Parsing the GS report is an adventure even when everything is in order. You can take a look at the source code of the parser.
There is a general inconsistency about the misconduct/bench penalties and the assigned 'servedby' player. Sometimes the penalty minutes get added to his boxscore, sometimes they do not. Sometimes he's marked as the offender, but the penalty is a bench penalty.
Sometimes in the PBP event the hash sign '#' is not followed by the player's number, usually in the bench penalties.
It would be extremely useful if the HTML reports would feature some reference to player IDs next to the names of the player via tooltip, onMouseOver event or something like that.
Pre-2007 PBP reports are formatted line sheets, not HTML tables. Sometimes the offsets for columns run away. It should be possible to convert all the pre-2007 reports into the new HTML format.

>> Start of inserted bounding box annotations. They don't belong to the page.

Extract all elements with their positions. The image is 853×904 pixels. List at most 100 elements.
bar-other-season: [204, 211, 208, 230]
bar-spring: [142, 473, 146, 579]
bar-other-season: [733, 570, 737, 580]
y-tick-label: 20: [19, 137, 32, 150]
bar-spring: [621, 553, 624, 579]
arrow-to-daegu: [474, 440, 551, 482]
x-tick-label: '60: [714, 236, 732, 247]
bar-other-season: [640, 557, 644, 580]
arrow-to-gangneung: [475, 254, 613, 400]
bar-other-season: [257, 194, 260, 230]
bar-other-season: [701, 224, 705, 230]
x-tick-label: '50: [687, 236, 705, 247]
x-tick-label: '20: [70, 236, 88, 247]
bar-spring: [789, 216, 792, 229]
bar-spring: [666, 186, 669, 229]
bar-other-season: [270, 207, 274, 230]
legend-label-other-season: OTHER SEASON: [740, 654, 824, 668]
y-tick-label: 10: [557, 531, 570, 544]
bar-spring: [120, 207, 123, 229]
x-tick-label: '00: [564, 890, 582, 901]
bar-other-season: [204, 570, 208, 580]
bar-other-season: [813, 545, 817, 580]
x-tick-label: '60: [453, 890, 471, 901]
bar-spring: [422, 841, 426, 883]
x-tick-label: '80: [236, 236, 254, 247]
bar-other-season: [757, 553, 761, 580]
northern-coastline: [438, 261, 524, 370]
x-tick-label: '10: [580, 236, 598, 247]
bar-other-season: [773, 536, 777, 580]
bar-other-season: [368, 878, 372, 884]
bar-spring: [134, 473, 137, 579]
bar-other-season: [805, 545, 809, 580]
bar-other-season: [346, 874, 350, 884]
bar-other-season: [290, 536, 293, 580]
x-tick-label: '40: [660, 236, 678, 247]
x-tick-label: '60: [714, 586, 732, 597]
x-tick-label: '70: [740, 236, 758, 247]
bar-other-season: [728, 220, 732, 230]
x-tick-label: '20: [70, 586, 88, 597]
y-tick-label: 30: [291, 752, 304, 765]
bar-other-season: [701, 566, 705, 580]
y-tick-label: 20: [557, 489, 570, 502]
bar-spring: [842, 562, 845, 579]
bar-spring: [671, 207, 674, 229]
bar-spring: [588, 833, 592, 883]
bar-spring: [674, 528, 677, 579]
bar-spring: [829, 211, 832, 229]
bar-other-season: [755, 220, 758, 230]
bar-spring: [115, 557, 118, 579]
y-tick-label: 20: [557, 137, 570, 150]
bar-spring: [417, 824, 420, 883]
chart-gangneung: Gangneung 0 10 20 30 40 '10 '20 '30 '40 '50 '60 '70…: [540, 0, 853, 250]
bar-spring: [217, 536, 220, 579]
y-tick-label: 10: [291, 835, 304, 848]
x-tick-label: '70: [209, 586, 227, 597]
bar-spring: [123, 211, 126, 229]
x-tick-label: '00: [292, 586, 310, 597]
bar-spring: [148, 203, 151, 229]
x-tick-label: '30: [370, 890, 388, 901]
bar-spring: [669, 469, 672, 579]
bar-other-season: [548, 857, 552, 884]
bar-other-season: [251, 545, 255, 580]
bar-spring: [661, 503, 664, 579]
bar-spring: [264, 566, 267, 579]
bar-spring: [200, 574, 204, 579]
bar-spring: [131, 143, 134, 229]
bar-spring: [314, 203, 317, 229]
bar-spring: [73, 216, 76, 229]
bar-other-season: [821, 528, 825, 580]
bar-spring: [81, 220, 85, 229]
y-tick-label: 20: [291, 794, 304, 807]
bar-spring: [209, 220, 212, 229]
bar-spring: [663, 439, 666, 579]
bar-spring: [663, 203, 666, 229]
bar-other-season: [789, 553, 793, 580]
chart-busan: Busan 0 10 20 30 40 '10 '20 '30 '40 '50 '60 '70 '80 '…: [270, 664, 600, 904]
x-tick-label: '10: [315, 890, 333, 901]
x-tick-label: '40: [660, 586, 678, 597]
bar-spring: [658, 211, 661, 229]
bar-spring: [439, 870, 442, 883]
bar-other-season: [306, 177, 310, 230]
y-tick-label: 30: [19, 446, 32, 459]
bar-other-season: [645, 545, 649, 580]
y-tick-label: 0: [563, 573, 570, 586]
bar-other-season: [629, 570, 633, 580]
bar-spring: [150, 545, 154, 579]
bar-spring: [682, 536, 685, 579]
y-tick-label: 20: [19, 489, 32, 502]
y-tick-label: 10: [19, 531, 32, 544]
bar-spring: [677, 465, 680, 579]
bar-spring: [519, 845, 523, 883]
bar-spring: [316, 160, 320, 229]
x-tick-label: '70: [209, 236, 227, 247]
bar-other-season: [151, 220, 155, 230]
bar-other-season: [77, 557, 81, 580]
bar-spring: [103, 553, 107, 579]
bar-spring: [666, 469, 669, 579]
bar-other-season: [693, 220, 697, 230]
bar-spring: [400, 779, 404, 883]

PSTR, PEND and GEND events are inconsistent, often mixed. We recommend dropping extraction of them altogether if they are out of order, and repopulate them by knowing the start and the end points of each period by default.
A few PBP events have their periods out of order (e.g. 12).
On ice information for shootouts is very inconsistent. Sometimes it's just the shooter and the goalie. Sometimes it's two goalies only. Sometimes it's all the three people.
Please note that the errors that didn't affect the data we ourselves look for may have flown under our radar. Such is for example, an invalid on-ice listing, where two goalies may be listed for the same team.
All this work would not be possible if not for the magnificent HTML::TreeBuilder module.